O Tribunal de Justiça de Goiás (TJGO) adiou a decisão que pode redefinir as regras do delivery no Brasil. O julgamento da ação que questiona a cobrança de valor mínimo para pedidos feitos por aplicativos, como o iFood, foi suspenso após pedido de vista da desembargadora Ana Cristina Ribeiro Peternella França.
A análise ocorre na 7ª Câmara Cível do TJGO e envolve uma ação civil pública proposta pelo Ministério Público de Goiás (MPGO). O órgão argumenta que a exigência de um valor mínimo para concluir pedidos pode caracterizar prática abusiva, semelhante à chamada “venda casada”, proibida pelo Código de Defesa do Consumidor.

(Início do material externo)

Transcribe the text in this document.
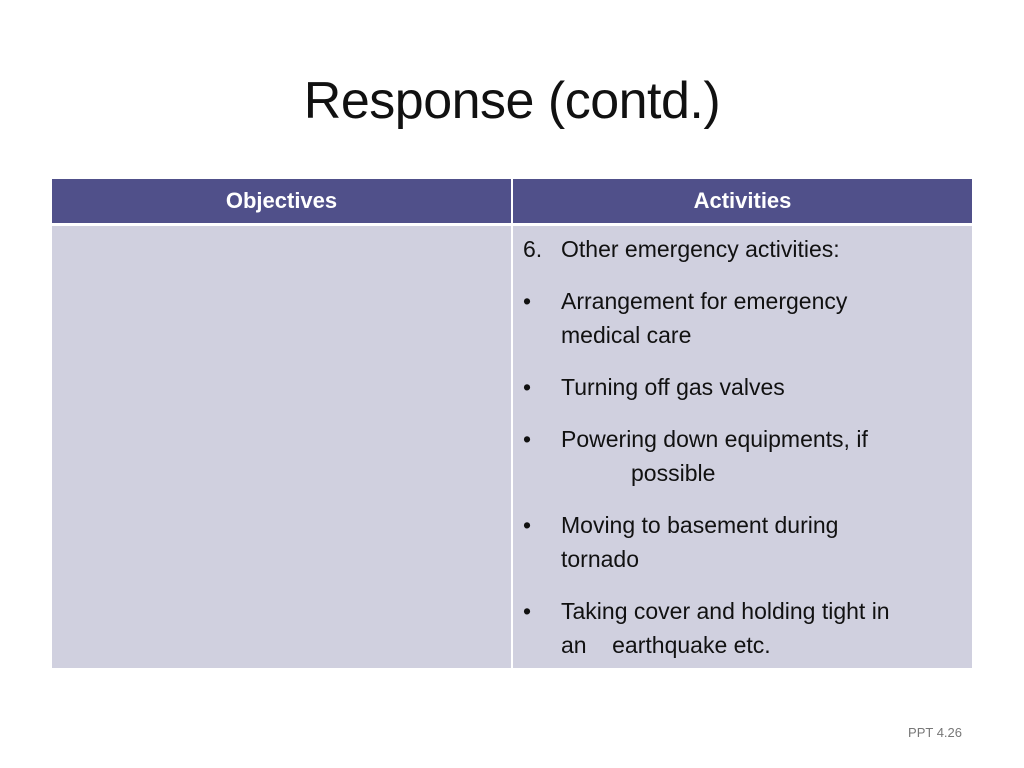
Response (contd.)
Objectives	Activities
6. Other emergency activities:
• Arrangement for emergency
medical care
• Turning off gas valves
• Powering down equipments, if
possible
• Moving to basement during
tornado
• Taking cover and holding tight in
an    earthquake etc.
PPT 4.26
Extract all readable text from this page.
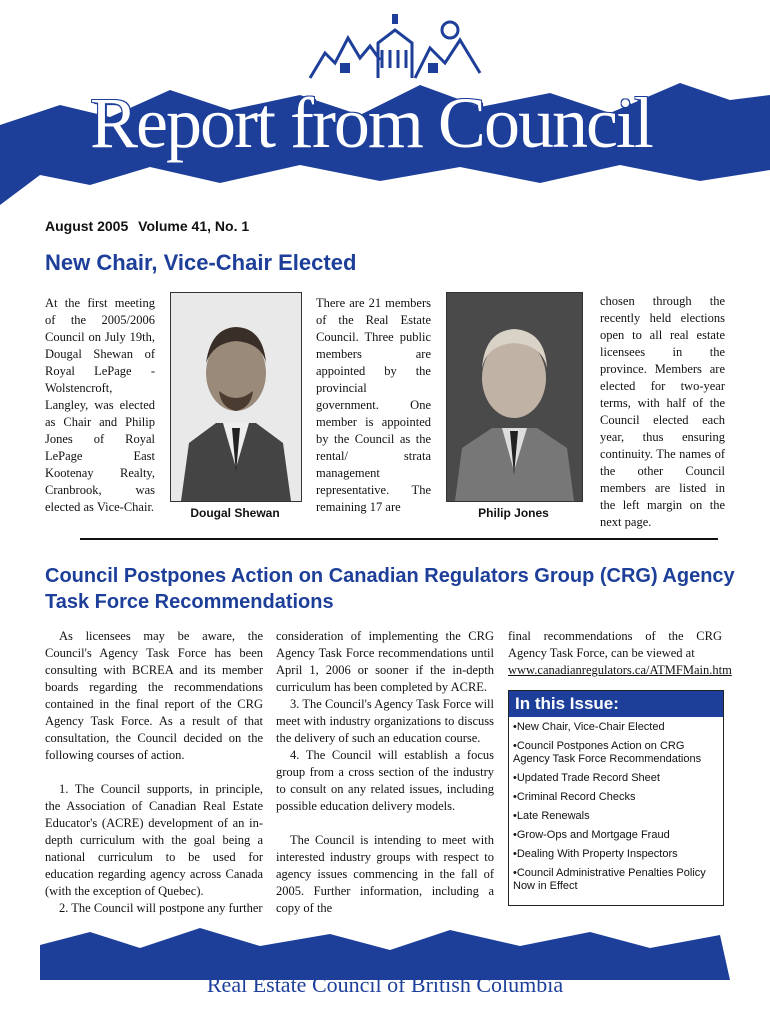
Report from Council
August 2005 Volume 41, No. 1
New Chair, Vice-Chair Elected
At the first meeting of the 2005/2006 Council on July 19th, Dougal Shewan of Royal LePage - Wolstencroft, Langley, was elected as Chair and Philip Jones of Royal LePage East Kootenay Realty, Cranbrook, was elected as Vice-Chair.	Dougal Shewan
There are 21 members of the Real Estate Council. Three public members are appointed by the provincial government. One member is appointed by the Council as the rental/ strata management representative. The remaining 17 are	Philip Jones
chosen through the recently held elections open to all real estate licensees in the province. Members are elected for two-year terms, with half of the Council elected each year, thus ensuring continuity. The names of the other Council members are listed in the left margin on the next page.
Council Postpones Action on Canadian Regulators Group (CRG) Agency Task Force Recommendations

As licensees may be aware, the Council's Agency Task Force has been consulting with BCREA and its member boards regarding the recommendations contained in the final report of the CRG Agency Task Force. As a result of that consultation, the Council decided on the following courses of action.

1. The Council supports, in principle, the Association of Canadian Real Estate Educator's (ACRE) development of an in-depth curriculum with the goal being a national curriculum to be used for education regarding agency across Canada (with the exception of Quebec).

2. The Council will postpone any further

consideration of implementing the CRG Agency Task Force recommendations until April 1, 2006 or sooner if the in-depth curriculum has been completed by ACRE.

3. The Council's Agency Task Force will meet with industry organizations to discuss the delivery of such an education course.

4. The Council will establish a focus group from a cross section of the industry to consult on any related issues, including possible education delivery models.

The Council is intending to meet with interested industry groups with respect to agency issues commencing in the fall of 2005. Further information, including a copy of the

final recommendations of the CRG Agency Task Force, can be viewed at

www.canadianregulators.ca/ATMFMain.htm

In this Issue:
•New Chair, Vice-Chair Elected
•Council Postpones Action on CRG Agency Task Force Recommendations
•Updated Trade Record Sheet
•Criminal Record Checks
•Late Renewals
•Grow-Ops and Mortgage Fraud
•Dealing With Property Inspectors
•Council Administrative Penalties Policy Now in Effect
Real Estate Council of British Columbia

Por outro lado, representantes do setor de alimentação e da plataforma iFood defendem que a política de valor mínimo é necessária para garantir a viabilidade econômica das entregas. Segundo os advogados da empresa, o limite mínimo não é imposto pelo aplicativo, mas definido pelos próprios restaurantes de acordo com a realidade de cada negócio.
A defesa destacou ainda que a plataforma funciona como suporte para mais de 460 mil restaurantes e estabelecimentos parceiros em todo o país, muitos deles pequenos empreendedores que dependem do delivery para manter as operações.

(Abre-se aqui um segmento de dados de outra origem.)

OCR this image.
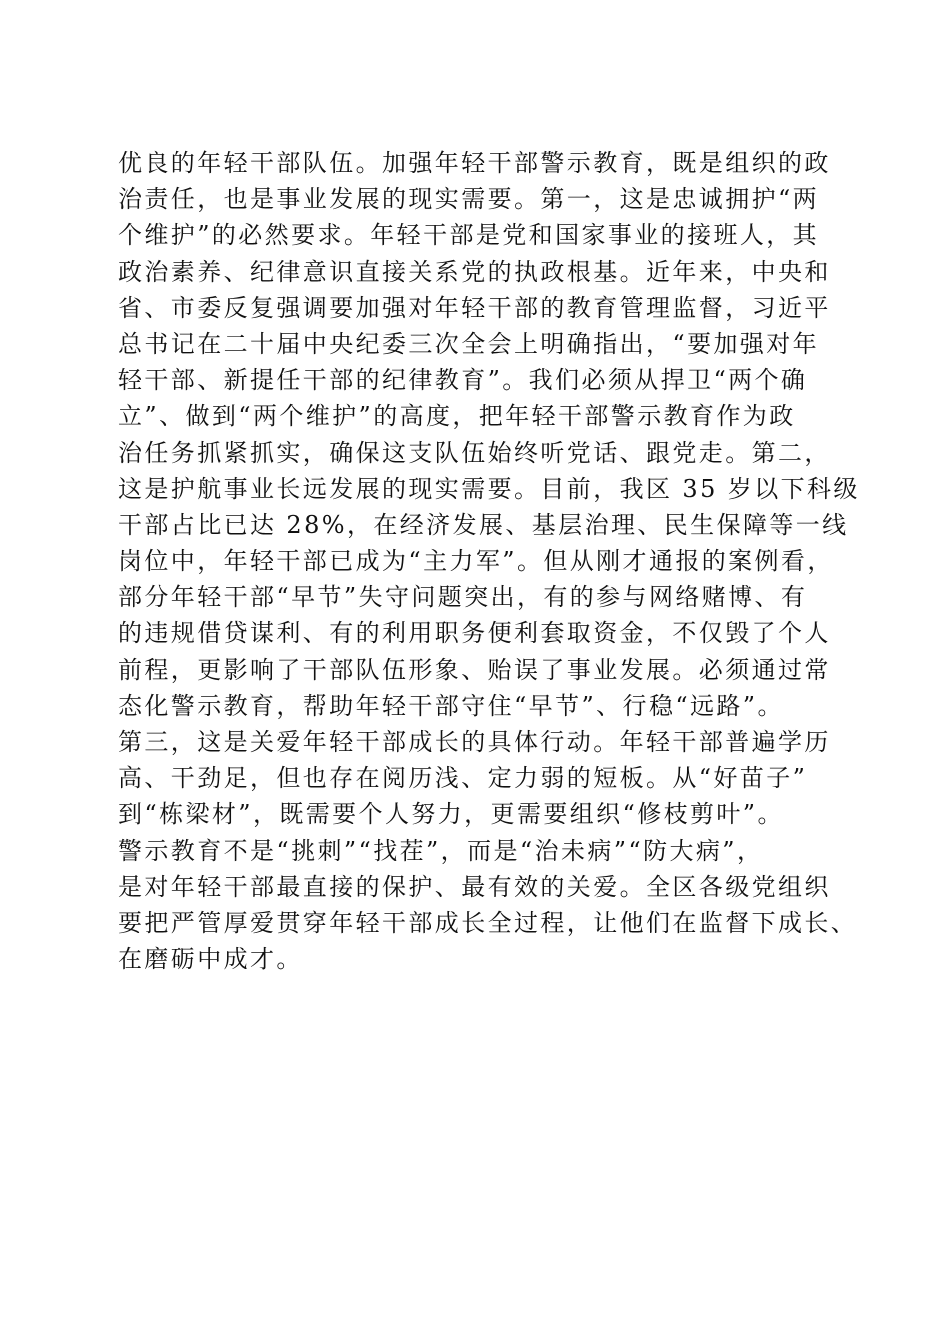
优良的年轻干部队伍。加强年轻干部警示教育，既是组织的政
治责任，也是事业发展的现实需要。第一，这是忠诚拥护“两
个维护”的必然要求。年轻干部是党和国家事业的接班人，其
政治素养、纪律意识直接关系党的执政根基。近年来，中央和
省、市委反复强调要加强对年轻干部的教育管理监督，习近平
总书记在二十届中央纪委三次全会上明确指出，“要加强对年
轻干部、新提任干部的纪律教育”。我们必须从捍卫“两个确
立”、做到“两个维护”的高度，把年轻干部警示教育作为政
治任务抓紧抓实，确保这支队伍始终听党话、跟党走。第二，
这是护航事业长远发展的现实需要。目前，我区 35 岁以下科级
干部占比已达 28%，在经济发展、基层治理、民生保障等一线
岗位中，年轻干部已成为“主力军”。但从刚才通报的案例看，
部分年轻干部“早节”失守问题突出，有的参与网络赌博、有
的违规借贷谋利、有的利用职务便利套取资金，不仅毁了个人
前程，更影响了干部队伍形象、贻误了事业发展。必须通过常
态化警示教育，帮助年轻干部守住“早节”、行稳“远路”。
第三，这是关爱年轻干部成长的具体行动。年轻干部普遍学历
高、干劲足，但也存在阅历浅、定力弱的短板。从“好苗子”
到“栋梁材”，既需要个人努力，更需要组织“修枝剪叶”。
警示教育不是“挑刺”“找茬”，而是“治未病”“防大病”，
是对年轻干部最直接的保护、最有效的关爱。全区各级党组织
要把严管厚爱贯穿年轻干部成长全过程，让他们在监督下成长、
在磨砺中成才。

Setor alerta para prejuízos
A Associação Brasileira de Bares e Restaurantes (Abrasel) acompanha o caso e também se posicionou contra uma possível proibição do pedido mínimo. Segundo a entidade, a medida poderia gerar prejuízos logísticos e financeiros para milhares de estabelecimentos.
De acordo com representantes do setor, pedidos de baixo valor podem não cobrir custos envolvidos na preparação e entrega, como insumos, embalagens, mão de obra e taxas cobradas pelas plataformas. Nesse cenário, a retirada do valor mínimo poderia levar ao aumento de preços ou até à redução da oferta de produtos mais baratos no delivery.

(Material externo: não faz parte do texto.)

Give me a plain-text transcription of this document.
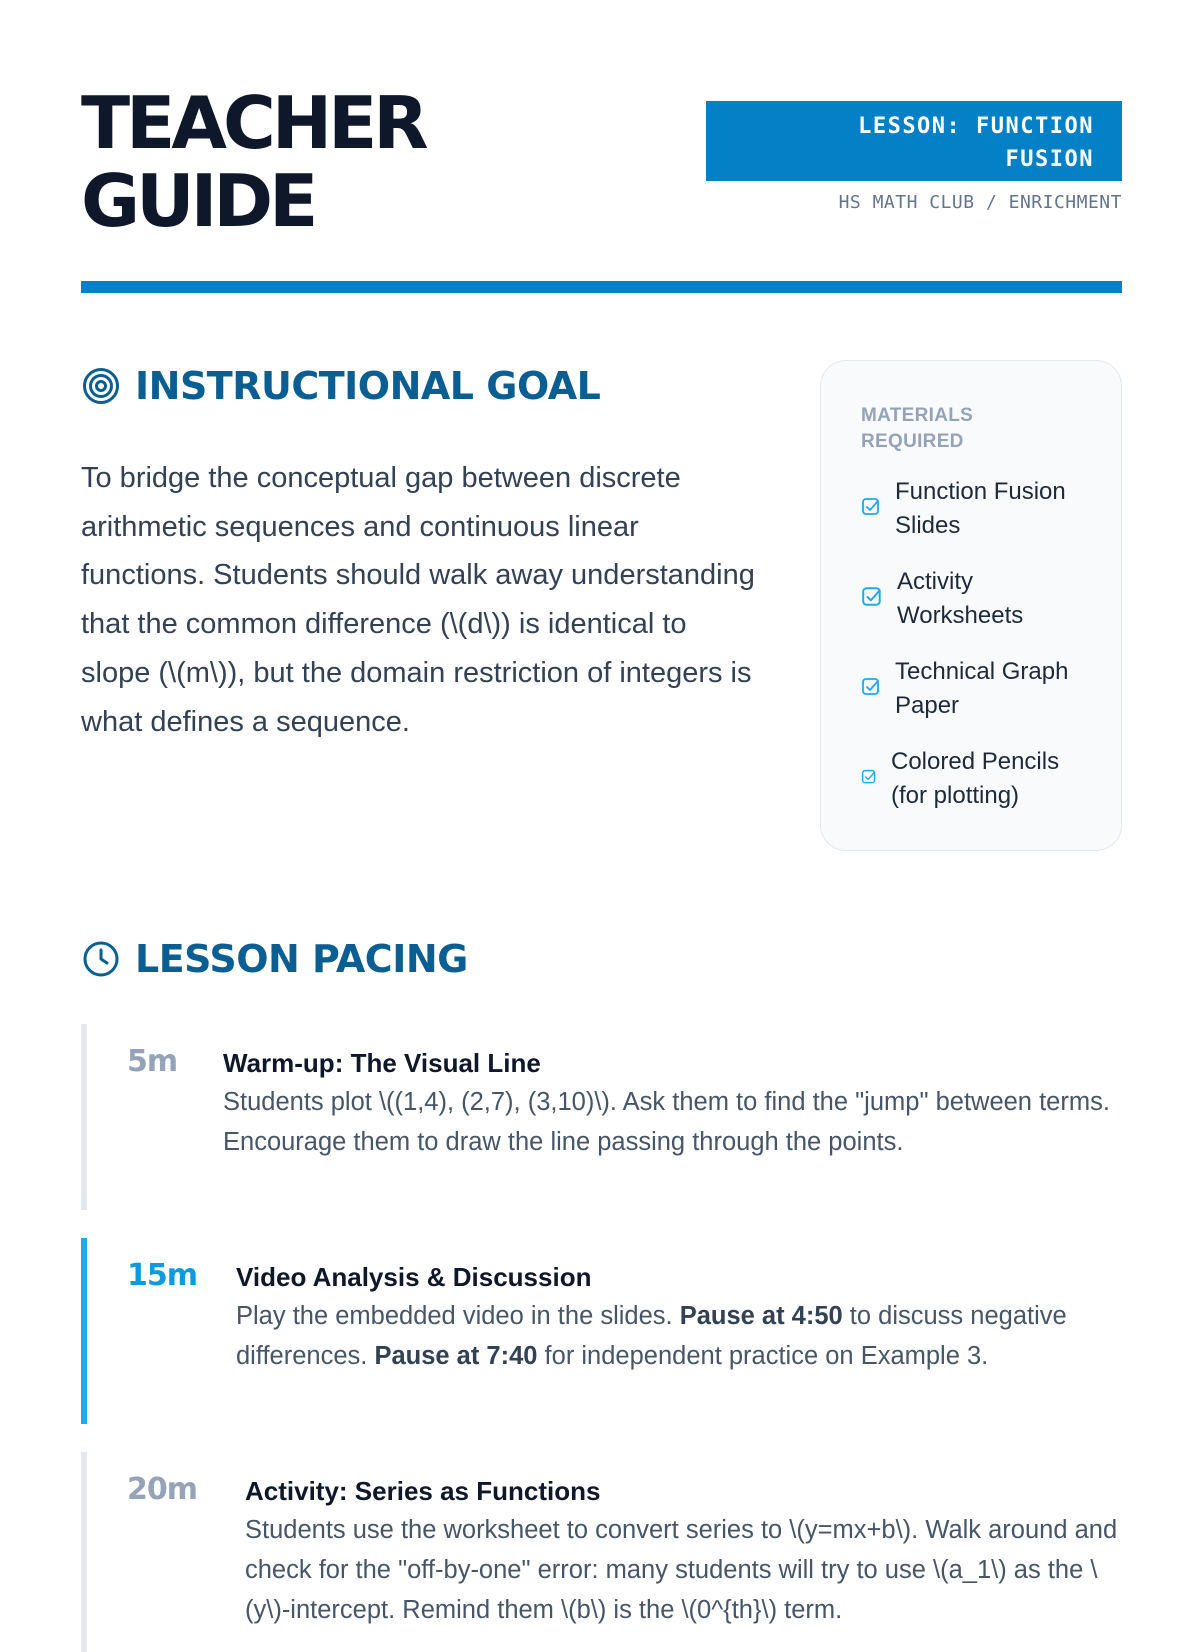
TEACHER
GUIDE
LESSON: FUNCTION
FUSION
HS MATH CLUB / ENRICHMENT
INSTRUCTIONAL GOAL

To bridge the conceptual gap between discrete arithmetic sequences and continuous linear functions. Students should walk away understanding that the common difference (\(d\)) is identical to slope (\(m\)), but the domain restriction of integers is what defines a sequence.

MATERIALS REQUIRED
Function Fusion Slides
Activity Worksheets
Technical Graph Paper
Colored Pencils (for plotting)
LESSON PACING
5m Warm-up: The Visual Line
Students plot \((1,4), (2,7), (3,10)\). Ask them to find the "jump" between terms. Encourage them to draw the line passing through the points.
15m Video Analysis & Discussion
Play the embedded video in the slides. Pause at 4:50 to discuss negative differences. Pause at 7:40 for independent practice on Example 3.
20m Activity: Series as Functions
Students use the worksheet to convert series to \(y=mx+b\). Walk around and check for the "off-by-one" error: many students will try to use \(a_1\) as the \(y\)-intercept. Remind them \(b\) is the \(0^{th}\) term.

Processo segue sem data para novo julgamento
Com o pedido de vista, o processo foi interrompido e ainda não há previsão para que o tema volte à pauta de julgamento no Tribunal de Justiça de Goiás. A decisão final poderá ter impacto não apenas no estado, mas também em todo o país, já que a prática é comum em diversas plataformas de entrega.